4.7.3. Uzaktan Algılama Teknikleri

Arkeolojik alanlarda kültür varlıklarının üzerinde yapılan CBS çalışmalarına yönelik yapılan çalışmalarda uzaktan algılama teknikleri de yoğun olarak kullanılmaktadır. Uzaktan algılama teknikleri, çalışma alanının fiziki coğrafyasının hâlihazır durumunun dijital ortamda incelenmesinde, çeşitli niteliklerde haritalarının üretilmesinde, planlanmasında, takip edilmesinde, ortaya çıkan tahribatların saptanmasında ve doğal ortamı oluşturan kaynakların yönetiminde kullanılmaktadır. Bu teknik ile elde edilen uydu görüntüleri yardımıyla, ihtiyaca göre hassasiyeti büyük önem taşımayan, çalışma alanlarında bulunan güncel mekânsal verilerin hızlıca toplanması ve depolanması mümkün hale gelmiştir. Uydu görüntülerinin bilgisayar ortamında değerlendirilebilmesi, mekânsal verilerin tespit edilmesi ve Coğrafi Bilgi Sistemleri ile bütünleşebilmesi, düzenli olarak güncelleştirilmeye ve meydana gelen değişiklikleri izlemeye imkân tanıması, uzaktan algılama yöntemlerinin tercih edilmesi için öne çıkan maddeler arasındadır. Uydulardan elde edilen görüntüler ve görüntü işleme teknikleri, yer yüzeyi hakkında birçok verinin hızlı ve doğru bir şekilde elde edilme imkânı vermesinin yanında, yeryüzü parçası ile ilgili çok çeşitli mekânsal analizleri yapma ve analizler sonucu insanlık adına faydalı sonuçlara ulaşma olanağı da sunmaktadır. Elde edilen coğrafi verilerin kullanılacağı durumlar değerlendirilerek ihtiyaç doğrultusunda uygun

şekilde tasarlanan bir coğrafi bilgi sisteminde, depolanması, sistemin sunacağı analiz kabiliyeti ile birlikte planlama, karar verme ve yönetim aşamasında önemli ve faydalı olanaklar sunmaktadır (Koç ve Yener, 2001).
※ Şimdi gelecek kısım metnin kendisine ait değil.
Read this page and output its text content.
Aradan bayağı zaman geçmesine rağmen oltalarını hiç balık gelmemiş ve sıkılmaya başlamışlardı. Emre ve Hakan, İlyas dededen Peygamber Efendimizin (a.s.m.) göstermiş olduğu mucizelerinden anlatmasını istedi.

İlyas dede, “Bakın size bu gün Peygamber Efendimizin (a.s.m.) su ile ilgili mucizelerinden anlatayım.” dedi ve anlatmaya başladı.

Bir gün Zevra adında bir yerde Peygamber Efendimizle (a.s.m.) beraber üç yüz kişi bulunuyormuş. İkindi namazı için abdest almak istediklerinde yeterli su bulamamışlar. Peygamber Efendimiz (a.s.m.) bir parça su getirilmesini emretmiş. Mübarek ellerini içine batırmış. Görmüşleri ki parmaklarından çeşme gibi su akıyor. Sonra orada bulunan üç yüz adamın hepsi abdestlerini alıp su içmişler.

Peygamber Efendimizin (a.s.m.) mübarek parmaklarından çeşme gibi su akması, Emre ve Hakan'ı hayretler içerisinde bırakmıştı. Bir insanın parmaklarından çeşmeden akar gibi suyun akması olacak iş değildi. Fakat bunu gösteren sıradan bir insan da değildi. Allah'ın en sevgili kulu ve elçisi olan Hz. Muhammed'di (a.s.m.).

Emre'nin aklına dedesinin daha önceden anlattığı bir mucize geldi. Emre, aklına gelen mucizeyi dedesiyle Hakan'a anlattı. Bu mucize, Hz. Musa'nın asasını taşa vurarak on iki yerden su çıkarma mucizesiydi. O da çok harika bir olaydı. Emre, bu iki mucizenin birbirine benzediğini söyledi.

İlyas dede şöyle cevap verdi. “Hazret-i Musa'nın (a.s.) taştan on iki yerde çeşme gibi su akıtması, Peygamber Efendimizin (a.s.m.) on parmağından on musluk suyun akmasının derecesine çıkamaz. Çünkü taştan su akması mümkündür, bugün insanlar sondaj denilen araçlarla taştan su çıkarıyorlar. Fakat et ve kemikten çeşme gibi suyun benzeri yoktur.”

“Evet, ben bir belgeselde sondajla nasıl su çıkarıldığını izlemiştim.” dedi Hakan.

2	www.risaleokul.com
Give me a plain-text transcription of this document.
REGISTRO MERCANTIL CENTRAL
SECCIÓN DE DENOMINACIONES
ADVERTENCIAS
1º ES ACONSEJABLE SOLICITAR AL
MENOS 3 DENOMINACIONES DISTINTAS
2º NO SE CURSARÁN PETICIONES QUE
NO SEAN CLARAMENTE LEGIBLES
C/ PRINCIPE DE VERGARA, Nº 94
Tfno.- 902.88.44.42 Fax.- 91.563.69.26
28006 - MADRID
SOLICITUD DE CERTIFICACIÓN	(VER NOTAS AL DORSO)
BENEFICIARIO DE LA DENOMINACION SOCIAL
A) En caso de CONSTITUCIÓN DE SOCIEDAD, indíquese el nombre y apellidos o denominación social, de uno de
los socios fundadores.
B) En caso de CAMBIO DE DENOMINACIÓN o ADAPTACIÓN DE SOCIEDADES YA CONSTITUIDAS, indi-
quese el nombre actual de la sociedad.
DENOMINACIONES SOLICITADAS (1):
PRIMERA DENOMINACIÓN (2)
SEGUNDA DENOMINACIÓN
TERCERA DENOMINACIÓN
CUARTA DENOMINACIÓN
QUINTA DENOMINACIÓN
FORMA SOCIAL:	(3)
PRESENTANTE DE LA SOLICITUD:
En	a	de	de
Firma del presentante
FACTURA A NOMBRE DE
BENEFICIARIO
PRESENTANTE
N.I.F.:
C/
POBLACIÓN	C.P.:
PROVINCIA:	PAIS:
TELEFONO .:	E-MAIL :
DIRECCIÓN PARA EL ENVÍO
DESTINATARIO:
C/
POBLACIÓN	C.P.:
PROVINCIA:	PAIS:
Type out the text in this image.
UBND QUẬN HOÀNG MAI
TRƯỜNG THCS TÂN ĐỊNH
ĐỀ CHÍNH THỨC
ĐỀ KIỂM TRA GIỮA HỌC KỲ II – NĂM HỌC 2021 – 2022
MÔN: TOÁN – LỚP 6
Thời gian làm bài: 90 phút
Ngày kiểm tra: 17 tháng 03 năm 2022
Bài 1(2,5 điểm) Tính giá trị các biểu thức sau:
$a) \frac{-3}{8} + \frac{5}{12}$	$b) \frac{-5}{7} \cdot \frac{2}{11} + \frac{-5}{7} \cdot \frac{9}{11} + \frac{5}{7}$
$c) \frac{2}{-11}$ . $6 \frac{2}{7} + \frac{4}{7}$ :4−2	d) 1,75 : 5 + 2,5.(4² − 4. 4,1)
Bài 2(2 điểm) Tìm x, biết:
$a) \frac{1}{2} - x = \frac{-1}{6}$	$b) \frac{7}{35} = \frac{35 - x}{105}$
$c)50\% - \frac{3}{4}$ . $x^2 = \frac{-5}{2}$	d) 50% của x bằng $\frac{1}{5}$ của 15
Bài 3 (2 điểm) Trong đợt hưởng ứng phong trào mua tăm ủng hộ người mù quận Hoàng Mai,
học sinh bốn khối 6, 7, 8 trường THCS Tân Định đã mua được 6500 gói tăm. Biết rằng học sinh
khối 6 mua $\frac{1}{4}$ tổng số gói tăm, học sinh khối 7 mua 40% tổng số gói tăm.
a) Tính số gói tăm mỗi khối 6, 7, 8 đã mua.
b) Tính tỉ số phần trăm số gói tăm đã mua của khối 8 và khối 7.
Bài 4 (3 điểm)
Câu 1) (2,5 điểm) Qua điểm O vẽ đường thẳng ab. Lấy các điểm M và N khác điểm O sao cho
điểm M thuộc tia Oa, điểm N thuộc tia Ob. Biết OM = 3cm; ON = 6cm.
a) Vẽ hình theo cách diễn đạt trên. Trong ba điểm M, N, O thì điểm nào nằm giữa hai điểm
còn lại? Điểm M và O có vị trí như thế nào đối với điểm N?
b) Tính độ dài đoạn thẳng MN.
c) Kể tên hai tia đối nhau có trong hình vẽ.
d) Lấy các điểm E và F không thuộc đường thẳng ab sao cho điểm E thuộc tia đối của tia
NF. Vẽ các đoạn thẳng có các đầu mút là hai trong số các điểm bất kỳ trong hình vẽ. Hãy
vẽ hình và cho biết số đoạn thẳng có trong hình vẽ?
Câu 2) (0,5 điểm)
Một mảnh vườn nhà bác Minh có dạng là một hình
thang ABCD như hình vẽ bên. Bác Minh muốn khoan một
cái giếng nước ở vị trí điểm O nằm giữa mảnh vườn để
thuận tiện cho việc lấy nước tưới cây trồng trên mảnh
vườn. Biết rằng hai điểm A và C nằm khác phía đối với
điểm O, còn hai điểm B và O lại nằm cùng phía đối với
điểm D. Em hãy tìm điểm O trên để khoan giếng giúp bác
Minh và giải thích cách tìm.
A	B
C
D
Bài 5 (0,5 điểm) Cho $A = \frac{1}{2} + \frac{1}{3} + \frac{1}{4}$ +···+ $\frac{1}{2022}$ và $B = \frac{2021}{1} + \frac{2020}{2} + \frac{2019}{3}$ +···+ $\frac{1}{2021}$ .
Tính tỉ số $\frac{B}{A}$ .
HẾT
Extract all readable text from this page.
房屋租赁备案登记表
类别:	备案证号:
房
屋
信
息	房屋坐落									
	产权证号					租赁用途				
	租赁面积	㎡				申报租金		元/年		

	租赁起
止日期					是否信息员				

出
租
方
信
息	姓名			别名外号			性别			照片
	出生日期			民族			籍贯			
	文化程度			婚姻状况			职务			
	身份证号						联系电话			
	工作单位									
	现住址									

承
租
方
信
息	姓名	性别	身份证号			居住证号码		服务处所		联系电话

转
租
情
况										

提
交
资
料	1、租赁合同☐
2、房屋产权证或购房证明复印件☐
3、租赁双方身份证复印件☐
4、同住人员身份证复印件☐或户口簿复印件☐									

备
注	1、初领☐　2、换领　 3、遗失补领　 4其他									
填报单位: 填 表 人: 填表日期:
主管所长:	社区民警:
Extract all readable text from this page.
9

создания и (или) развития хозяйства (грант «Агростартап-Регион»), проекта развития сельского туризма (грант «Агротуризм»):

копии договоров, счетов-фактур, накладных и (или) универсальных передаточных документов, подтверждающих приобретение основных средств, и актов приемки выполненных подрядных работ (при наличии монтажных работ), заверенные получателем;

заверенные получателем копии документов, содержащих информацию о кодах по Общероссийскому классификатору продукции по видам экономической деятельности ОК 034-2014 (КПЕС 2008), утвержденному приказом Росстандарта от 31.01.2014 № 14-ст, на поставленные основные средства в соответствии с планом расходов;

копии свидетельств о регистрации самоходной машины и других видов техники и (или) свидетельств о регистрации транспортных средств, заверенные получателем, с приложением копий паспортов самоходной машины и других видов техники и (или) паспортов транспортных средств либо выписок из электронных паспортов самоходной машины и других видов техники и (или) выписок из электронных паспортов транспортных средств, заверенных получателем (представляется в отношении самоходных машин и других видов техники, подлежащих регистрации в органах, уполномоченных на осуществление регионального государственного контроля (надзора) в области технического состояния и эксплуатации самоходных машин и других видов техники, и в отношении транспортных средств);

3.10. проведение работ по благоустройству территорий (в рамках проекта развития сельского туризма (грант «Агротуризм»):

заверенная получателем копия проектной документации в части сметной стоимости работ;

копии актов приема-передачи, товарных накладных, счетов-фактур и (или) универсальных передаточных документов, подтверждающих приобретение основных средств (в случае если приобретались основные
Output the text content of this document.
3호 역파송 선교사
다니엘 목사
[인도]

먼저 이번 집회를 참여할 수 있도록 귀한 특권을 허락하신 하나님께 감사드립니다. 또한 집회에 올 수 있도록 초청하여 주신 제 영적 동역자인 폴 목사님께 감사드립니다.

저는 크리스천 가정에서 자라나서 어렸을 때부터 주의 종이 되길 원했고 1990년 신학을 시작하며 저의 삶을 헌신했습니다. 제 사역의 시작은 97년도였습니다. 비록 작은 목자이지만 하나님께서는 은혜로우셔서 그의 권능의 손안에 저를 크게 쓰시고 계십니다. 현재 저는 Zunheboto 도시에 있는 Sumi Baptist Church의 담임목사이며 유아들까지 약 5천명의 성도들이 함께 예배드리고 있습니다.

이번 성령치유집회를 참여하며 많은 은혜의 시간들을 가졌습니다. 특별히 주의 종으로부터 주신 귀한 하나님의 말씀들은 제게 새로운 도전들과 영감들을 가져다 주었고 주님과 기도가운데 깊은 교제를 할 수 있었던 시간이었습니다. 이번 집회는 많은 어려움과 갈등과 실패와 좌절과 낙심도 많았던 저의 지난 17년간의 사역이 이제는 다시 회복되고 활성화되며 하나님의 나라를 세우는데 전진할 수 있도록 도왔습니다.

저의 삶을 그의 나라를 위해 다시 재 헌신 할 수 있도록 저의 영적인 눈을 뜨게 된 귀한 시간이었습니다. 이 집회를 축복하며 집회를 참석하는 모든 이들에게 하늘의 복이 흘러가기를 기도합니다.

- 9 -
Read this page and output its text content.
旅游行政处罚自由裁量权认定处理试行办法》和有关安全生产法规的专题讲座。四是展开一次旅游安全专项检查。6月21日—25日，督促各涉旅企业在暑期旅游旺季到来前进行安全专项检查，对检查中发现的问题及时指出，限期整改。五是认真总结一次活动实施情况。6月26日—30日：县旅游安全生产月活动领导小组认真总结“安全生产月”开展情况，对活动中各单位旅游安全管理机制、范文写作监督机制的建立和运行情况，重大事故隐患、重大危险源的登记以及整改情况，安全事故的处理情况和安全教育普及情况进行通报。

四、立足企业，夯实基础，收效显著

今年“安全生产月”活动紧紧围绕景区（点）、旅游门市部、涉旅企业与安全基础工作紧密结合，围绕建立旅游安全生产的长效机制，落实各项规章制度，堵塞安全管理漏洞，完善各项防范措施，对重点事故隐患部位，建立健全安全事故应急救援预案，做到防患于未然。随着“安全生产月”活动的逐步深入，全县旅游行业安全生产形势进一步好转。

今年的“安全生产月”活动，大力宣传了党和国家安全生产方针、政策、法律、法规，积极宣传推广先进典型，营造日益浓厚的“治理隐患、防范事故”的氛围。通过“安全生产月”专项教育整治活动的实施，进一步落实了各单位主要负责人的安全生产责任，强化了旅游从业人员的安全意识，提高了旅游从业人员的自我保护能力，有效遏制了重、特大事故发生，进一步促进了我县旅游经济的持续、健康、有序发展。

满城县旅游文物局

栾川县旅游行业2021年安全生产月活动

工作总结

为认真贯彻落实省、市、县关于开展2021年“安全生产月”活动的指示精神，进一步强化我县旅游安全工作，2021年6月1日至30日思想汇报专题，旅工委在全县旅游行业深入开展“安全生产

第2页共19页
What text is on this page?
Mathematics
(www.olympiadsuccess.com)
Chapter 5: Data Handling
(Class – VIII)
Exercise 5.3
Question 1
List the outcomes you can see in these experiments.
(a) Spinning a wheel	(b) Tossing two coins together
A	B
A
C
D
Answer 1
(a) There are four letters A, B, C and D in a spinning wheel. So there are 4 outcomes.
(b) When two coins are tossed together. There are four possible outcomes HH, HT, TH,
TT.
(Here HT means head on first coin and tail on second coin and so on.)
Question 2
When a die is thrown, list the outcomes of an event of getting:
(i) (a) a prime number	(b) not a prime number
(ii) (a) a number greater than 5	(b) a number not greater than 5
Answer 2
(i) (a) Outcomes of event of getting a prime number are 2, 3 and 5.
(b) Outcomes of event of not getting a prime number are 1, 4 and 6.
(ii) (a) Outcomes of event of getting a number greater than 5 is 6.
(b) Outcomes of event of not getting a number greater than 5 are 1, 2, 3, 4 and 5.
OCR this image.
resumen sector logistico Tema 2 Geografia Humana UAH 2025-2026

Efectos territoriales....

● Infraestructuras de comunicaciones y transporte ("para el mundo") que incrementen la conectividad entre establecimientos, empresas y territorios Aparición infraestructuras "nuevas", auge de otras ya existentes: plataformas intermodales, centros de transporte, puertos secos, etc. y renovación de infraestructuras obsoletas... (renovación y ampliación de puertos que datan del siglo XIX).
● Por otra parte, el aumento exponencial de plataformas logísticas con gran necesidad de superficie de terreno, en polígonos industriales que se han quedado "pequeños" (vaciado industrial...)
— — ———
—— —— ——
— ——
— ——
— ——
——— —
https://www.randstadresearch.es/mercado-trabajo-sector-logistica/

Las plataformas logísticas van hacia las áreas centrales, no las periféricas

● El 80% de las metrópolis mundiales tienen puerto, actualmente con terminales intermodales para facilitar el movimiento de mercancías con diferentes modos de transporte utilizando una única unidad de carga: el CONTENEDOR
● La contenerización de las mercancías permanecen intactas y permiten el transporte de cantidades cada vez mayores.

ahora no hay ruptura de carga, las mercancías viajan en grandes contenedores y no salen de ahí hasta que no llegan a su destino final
Yukarıda bahsedilen detaylara ek olarak uzaktan algılama tekniği ile elde edilen dijital görüntüler için diğer bir konu da çözünürlüktür. Günümüzde uzaktan algılama uygulamalarında ihtiyaca göre farklı uzaysal çözünürlüklerde çeşitli uydulardan yararlanılmaktadır. Uzaktan algılama, olası arkeolojik sit alanlarının belirlenmesinde, görsel yüzey modellerinin oluşturulmasında, çalışma alanına ilişkin verilerin toplanmasında, toplanan veriler üzerinde çeşitli analizler yapılmasında ve analizler sonucu doğru sonuçlara ulaşılmasında yaygın olarak kullanılmaktadır. Kültürel mirasın korunmasına yönelik çalışmalarda yaygın olarak kullanılan bu ölçüm tekniğine dayalı ürünlerin diğer ölçüm teknikleri ile bütünleştirilebilmesi olanaklı olup, bu suretle mekâna ilişkin tamamlayıcı objelerin de Coğrafi Bilgi Sistemi kapsamında yer alması ile mekânsal algının arttırılması önemli bir gelişmedir (Girişken, 2010).

Uzaktan algılama tekniklerinin kullanılması, arkeolojik alanlarda yapılan çalışmalara mekânsal veri üretme anlamında büyük katkılar sağlamakla birlikte, CBS için özellikle altlık olarak kullanılması hem temassız olması hem de düzenli aralıklarla takibi için büyük faydalar sağlamaktadır. Buna karşılık, arkeolojik alanlarda her bir küçük taş yapı veya taş üzerindeki en küçük detaylar bile geleceğe ışık tutma konusunda önem gösterdiği için uzaktan algılama teknikleri ile bu detaylara ulaşmak çok mümkün olmayabilir. Böylesi durumlarda daha yakından çekimlerin yapıldığı fotogrametrik yöntemlerden İnsansız Hava Aracı ile haritalama çalışmaları uzaktan algılama ile yapılan çalışmalara alternatif olarak değerlendirilmektedir. Bunun yanında jeodezik yöntemlerle elde edilen nokta koordinatları referans alınarak hem uzaktan algılama teknikleri hem de fotogrametrik yöntemlerin birlikte kullanılması özellikle arkeolojik alanlarda ciddi faydalar sağlayacaktır.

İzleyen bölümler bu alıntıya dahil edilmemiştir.